The guarantee, the firm believes, will hopefully result in a climate conducive to complaining. “Where it’s going to find meaning is when somebody calls up and wants their bill adjusted,” Carroll says. “We adjust bills right now; we’re only putting in writing what we’re already doing. We want to create a climate for the client where he or she is comfortable about calling about a bill.”

Thus, the underlying strategy to the Coffield Ungaretti written guarantee is to search out those complaints before they compound.

“Clients don’t pay law firms now if they aren’t satisfied,” says Flynn. “We all know that. The point is, let’s have the discussion. Let’s ferret out hidden dissatisfaction. Let’s ferret out problems that exist in relationships up front so when we get to the billing standpoint there aren’t any surprises or misunderstandings.”

The firm is simply putting an increased burden on itself to find out what each client perceives as quality service, says Fishman, noting statistics by the U.S. Department of Commerce that report 90 percent of clients in general are unlikely to complain.
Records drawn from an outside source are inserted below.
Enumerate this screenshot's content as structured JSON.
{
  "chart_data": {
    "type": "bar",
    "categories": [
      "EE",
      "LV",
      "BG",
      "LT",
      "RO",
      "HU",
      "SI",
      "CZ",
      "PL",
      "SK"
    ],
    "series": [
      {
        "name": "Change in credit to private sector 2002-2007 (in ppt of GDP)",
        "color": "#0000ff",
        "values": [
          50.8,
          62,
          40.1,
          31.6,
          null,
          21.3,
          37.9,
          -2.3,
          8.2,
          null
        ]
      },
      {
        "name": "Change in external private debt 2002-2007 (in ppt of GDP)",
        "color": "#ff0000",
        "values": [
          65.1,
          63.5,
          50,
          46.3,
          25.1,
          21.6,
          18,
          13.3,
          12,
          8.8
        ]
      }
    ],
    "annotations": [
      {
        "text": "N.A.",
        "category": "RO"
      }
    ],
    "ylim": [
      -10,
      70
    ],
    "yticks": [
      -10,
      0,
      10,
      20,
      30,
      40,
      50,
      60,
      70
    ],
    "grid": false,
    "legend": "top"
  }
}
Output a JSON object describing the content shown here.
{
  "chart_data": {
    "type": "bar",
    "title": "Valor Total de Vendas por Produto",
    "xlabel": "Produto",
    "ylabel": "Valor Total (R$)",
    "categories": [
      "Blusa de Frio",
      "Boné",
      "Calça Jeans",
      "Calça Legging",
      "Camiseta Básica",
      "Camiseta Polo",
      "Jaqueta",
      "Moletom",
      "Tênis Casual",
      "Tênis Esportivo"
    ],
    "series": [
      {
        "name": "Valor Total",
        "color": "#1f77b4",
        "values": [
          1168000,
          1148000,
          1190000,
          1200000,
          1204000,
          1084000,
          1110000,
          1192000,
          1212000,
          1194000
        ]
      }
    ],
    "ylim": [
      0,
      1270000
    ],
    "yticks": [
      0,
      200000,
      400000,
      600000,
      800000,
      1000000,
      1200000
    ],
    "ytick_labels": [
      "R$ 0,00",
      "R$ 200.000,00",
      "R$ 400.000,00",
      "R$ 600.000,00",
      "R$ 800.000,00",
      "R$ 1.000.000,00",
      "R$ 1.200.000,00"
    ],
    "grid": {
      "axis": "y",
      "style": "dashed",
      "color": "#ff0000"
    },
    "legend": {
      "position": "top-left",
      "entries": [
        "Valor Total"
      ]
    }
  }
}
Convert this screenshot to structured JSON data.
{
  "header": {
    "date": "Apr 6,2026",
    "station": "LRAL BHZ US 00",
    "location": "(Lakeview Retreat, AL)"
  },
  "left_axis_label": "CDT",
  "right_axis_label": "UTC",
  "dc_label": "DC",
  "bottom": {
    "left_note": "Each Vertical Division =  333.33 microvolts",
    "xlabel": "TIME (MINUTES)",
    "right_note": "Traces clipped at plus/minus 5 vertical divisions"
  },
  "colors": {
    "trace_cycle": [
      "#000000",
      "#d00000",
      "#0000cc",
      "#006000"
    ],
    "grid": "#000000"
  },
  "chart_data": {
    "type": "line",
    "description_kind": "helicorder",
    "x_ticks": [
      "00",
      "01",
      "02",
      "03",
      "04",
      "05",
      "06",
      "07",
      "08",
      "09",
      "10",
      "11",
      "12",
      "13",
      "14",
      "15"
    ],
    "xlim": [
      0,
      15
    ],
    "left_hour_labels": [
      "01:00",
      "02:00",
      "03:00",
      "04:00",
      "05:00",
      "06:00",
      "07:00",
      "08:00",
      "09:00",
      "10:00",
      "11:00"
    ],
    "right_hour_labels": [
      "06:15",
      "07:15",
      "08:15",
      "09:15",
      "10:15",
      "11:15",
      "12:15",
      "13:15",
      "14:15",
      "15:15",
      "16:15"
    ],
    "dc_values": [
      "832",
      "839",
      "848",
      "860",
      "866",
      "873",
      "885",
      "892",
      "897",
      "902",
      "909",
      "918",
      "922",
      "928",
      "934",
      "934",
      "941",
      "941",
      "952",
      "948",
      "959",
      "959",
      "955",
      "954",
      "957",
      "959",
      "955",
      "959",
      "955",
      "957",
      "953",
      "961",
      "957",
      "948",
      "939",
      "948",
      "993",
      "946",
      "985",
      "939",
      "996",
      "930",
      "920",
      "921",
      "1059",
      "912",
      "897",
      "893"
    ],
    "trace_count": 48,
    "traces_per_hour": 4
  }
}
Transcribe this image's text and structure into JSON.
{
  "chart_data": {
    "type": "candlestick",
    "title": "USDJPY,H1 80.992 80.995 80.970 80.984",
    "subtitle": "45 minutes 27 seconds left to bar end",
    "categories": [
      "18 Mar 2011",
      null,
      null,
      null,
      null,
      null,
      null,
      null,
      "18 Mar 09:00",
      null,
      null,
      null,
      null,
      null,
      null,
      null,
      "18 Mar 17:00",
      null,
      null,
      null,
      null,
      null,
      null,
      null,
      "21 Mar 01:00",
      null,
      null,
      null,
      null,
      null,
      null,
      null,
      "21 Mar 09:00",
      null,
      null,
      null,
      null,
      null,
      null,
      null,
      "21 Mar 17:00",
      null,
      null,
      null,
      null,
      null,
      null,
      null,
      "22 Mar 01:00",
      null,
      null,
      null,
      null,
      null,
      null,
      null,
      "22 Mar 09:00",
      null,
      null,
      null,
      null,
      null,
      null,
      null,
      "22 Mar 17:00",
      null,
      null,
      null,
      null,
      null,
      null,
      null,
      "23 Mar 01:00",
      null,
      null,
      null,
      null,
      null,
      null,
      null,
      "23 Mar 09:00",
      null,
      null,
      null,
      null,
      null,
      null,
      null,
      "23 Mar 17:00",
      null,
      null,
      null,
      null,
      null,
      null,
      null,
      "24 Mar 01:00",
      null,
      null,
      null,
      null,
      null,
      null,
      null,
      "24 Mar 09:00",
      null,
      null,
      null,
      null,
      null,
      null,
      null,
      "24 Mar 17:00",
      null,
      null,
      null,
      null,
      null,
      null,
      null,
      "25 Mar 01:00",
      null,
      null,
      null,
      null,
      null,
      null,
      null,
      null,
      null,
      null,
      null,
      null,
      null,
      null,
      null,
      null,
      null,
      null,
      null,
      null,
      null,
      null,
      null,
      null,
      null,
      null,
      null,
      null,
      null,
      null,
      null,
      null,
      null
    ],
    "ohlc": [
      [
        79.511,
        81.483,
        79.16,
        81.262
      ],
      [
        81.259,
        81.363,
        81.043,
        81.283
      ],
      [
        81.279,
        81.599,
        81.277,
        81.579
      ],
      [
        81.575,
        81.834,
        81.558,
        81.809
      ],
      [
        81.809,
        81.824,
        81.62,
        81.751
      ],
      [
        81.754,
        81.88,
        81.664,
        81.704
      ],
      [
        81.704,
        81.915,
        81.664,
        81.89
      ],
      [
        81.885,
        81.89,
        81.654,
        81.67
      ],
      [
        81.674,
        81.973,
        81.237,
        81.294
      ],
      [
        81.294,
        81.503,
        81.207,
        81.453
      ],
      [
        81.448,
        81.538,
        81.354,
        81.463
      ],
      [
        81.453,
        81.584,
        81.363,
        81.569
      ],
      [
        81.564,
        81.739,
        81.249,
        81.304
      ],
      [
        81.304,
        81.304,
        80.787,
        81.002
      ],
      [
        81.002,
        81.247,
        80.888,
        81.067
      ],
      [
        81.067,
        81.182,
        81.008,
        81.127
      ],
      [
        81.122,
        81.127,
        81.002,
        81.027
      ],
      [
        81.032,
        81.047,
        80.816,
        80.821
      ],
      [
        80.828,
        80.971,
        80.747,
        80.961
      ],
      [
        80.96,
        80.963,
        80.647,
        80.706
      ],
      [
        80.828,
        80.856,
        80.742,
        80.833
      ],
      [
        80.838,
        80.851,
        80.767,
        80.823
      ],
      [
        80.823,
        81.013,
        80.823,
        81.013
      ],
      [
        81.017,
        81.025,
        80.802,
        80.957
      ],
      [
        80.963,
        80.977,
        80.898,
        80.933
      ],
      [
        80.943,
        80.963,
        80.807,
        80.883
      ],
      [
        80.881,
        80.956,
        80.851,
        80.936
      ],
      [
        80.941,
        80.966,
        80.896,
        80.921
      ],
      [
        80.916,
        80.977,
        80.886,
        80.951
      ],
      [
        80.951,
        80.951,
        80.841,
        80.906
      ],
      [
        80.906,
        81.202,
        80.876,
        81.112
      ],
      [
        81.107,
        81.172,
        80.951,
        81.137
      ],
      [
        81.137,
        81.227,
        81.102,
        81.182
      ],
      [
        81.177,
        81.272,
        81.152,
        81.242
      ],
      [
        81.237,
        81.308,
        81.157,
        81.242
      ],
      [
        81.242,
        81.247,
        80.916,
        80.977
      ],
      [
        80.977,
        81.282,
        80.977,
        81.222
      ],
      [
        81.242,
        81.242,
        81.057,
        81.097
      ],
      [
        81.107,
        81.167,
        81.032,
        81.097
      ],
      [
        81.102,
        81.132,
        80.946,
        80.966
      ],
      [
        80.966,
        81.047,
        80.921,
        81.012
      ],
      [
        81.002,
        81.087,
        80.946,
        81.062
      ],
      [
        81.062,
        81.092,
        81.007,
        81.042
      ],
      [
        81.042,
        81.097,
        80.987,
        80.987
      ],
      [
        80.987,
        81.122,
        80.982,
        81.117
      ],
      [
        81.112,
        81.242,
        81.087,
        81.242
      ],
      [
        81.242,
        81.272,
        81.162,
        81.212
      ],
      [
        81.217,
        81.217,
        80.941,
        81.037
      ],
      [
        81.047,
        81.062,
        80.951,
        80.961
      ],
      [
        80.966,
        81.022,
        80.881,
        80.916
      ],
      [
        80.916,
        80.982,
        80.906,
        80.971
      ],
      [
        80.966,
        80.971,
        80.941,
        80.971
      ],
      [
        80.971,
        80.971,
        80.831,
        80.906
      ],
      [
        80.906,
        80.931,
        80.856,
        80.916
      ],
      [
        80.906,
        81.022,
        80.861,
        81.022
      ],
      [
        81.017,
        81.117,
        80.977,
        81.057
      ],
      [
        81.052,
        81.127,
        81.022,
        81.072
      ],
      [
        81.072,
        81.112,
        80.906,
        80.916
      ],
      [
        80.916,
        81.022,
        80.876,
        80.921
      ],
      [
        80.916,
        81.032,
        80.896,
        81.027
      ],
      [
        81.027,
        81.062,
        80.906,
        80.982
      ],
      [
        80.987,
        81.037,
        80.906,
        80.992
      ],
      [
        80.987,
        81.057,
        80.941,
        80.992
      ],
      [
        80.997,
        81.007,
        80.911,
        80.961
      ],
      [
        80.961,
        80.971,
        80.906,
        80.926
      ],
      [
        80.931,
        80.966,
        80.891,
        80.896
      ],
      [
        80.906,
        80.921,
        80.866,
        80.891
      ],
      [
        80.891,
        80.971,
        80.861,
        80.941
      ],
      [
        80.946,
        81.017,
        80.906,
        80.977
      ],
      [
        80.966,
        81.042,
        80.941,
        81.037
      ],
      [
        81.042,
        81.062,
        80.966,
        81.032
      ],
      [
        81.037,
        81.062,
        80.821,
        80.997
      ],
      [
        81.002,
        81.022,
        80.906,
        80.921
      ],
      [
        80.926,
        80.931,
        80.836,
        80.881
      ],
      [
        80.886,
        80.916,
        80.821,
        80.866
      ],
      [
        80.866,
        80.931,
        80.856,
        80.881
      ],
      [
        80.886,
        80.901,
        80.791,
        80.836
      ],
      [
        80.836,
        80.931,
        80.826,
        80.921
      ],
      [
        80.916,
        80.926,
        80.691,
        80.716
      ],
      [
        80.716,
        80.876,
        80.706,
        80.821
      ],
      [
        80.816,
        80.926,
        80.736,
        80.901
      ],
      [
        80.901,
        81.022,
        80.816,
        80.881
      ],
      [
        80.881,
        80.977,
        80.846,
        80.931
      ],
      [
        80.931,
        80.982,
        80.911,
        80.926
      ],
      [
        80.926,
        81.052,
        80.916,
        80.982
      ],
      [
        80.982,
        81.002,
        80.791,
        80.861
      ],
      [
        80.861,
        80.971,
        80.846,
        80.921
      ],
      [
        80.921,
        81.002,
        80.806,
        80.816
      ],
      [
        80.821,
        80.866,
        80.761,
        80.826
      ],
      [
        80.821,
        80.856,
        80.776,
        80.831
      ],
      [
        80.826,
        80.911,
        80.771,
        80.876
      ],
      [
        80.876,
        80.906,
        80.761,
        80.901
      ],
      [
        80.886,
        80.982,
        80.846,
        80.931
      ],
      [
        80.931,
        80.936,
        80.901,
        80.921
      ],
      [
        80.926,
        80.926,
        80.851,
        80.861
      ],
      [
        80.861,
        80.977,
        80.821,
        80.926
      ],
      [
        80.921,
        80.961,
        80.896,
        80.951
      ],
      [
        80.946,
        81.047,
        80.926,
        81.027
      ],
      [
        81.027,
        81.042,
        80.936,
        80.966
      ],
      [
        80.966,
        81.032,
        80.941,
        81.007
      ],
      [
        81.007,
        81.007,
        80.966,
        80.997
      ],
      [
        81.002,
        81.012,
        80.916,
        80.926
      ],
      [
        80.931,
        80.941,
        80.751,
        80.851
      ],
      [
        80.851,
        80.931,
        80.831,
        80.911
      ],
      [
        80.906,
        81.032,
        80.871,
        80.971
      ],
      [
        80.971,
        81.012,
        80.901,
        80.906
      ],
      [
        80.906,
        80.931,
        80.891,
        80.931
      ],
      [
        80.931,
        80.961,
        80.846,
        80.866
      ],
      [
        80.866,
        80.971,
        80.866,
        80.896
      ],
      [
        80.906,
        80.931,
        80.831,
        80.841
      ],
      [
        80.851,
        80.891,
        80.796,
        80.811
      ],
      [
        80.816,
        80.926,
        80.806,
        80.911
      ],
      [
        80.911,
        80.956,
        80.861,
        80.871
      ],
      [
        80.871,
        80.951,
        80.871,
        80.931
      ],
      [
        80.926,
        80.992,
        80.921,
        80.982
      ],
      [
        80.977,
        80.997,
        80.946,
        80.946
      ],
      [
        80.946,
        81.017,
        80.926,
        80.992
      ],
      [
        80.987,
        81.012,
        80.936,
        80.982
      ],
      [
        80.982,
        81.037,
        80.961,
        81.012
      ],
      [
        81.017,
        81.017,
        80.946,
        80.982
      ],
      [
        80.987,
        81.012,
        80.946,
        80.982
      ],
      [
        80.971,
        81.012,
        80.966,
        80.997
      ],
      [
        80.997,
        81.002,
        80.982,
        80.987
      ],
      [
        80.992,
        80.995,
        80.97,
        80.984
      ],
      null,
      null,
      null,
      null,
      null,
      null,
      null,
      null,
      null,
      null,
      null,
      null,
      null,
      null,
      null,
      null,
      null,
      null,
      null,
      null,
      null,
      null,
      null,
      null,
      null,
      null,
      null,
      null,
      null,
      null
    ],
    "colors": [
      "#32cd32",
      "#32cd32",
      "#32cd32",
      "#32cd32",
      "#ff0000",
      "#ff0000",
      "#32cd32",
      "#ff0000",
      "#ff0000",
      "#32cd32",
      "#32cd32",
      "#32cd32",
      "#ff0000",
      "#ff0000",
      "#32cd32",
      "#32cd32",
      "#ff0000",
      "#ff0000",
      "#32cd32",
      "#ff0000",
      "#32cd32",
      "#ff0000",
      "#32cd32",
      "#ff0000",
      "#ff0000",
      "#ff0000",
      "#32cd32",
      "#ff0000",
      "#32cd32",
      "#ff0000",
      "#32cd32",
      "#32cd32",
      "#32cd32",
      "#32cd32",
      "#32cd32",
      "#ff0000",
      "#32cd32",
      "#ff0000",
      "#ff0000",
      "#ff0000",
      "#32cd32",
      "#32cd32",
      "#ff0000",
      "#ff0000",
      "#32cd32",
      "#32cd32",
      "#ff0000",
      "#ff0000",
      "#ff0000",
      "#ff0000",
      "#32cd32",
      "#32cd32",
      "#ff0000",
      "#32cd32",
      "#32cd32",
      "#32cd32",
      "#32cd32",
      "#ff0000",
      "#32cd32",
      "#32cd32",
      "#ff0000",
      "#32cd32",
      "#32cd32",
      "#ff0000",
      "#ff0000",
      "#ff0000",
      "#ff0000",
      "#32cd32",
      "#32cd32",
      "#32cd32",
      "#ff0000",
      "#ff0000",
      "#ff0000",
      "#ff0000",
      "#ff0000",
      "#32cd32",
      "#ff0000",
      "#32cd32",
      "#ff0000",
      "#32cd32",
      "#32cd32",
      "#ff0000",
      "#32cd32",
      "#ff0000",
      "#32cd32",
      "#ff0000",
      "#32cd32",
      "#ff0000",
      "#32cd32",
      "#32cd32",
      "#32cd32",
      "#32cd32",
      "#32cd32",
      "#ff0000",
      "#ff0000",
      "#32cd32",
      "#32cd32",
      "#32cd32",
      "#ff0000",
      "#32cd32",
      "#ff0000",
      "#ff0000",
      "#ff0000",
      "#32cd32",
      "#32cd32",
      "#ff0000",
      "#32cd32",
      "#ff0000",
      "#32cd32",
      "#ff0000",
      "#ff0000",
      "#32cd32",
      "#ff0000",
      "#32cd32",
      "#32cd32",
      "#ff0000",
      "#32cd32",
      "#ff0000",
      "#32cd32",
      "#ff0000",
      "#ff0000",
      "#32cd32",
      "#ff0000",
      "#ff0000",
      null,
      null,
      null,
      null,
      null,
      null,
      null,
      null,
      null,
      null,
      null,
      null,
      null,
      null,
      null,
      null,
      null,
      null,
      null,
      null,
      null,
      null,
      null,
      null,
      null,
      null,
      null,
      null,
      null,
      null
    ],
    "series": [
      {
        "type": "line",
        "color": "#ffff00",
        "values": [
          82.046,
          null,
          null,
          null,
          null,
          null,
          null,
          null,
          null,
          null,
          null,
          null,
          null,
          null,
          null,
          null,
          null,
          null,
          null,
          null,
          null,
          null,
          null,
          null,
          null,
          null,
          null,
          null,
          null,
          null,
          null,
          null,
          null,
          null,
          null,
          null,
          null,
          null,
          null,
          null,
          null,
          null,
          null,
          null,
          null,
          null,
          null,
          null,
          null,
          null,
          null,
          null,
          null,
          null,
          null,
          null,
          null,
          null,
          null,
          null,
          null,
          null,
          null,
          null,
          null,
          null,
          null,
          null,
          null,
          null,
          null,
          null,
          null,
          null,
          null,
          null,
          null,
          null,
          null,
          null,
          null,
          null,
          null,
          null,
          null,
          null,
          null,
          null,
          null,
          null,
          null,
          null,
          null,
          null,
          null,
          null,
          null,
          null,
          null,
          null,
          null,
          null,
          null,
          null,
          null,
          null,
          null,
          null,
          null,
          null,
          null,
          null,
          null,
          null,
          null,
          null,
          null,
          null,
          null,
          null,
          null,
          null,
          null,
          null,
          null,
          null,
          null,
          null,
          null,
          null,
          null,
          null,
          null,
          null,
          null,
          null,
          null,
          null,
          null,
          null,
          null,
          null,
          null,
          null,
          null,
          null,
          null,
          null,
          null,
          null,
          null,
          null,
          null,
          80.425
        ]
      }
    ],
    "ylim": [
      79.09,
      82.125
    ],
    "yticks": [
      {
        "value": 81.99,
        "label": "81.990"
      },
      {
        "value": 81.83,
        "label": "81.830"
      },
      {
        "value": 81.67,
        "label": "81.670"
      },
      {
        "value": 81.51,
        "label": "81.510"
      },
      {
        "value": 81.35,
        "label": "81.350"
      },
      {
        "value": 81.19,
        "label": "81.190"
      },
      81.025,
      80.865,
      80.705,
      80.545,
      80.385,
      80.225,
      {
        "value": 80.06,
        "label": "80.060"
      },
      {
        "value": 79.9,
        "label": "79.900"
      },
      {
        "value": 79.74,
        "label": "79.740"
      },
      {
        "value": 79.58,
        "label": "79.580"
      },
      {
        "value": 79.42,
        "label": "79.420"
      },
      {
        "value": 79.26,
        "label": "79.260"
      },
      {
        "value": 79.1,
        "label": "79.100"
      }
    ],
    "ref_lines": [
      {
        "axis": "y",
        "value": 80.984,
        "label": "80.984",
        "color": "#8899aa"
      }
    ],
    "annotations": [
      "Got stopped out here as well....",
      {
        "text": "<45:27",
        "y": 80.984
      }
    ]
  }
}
Instead, he says, “They leave.”

Fishman cites statistics from an article by F. Reicheld and W. Sasser Jr., published in a 1990 edition of the Harvard Business Review, which reported that a 5 percent improvement in client retention rate can boost profits by almost 100 percent.

In effect, then, if used properly the guarantee is a way of minimizing the risk of losing a client in an extremely competitive climate. “Clients leave for a variety of reasons,” says Gallitano, “and we don’t want client service to be one of them.”

This article is reprinted with permission from the July 1995 issue of Illinois Legal Times.